Even when inflation hogs the headlines, the jobs report still manages to swing mortgage rates harder than a toddler hopped up on Halloween candy. Without it, markets are basically driving blindfolded and instead leaning on backup dancers like Wednesday’s ADP employment report.
Sometimes, in shutdowns past, the jobs report still managed to squeak through on schedule. But this time? Don’t count on it. By Wednesday at 12:01am ET, we should know if the curtain is coming down.
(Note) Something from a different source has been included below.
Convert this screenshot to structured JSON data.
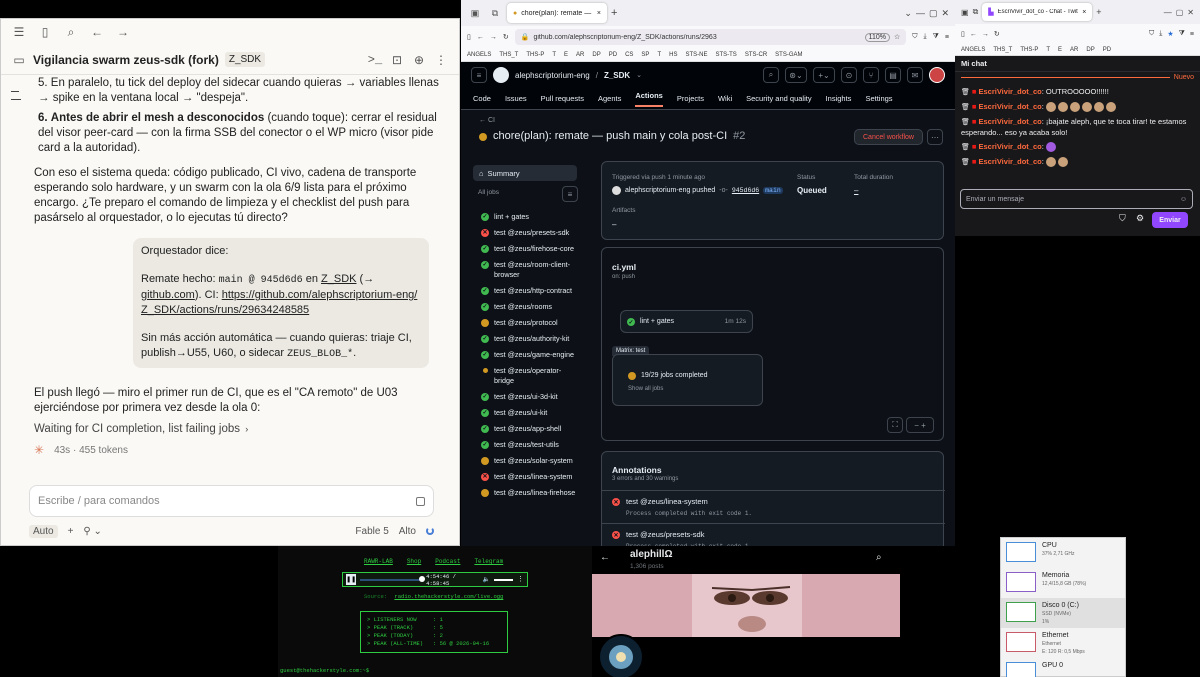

Now, about the current week… let’s just say it was more “meh” than memorable. A bunch of Fed officials gave speeches, but none of them said anything spicy enough to move rates. Thursday’s strong economic data nudged rates up just a smidge, and Friday’s inflation numbers were basically a yawn-fest, coming in exactly where experts expected.
So, average 30-year fixed rates? They barely budged, clinging close to last Friday’s levels like a cat that refuses to get off your laptop.

Meanwhile, new home sales shot higher, but don’t get too excited. That number bounces around more than a pinball, and besides, new homes are a much smaller slice of the pie compared to existing homes—which, by the way, are still dragging along at near record lows.

And finally, mortgage refinance applications set a fresh long-term high. But before you pop the champagne, it was just barely higher—and mostly because rates dipped low enough last week to give homeowners that “hmm, maybe we should refi” nudge.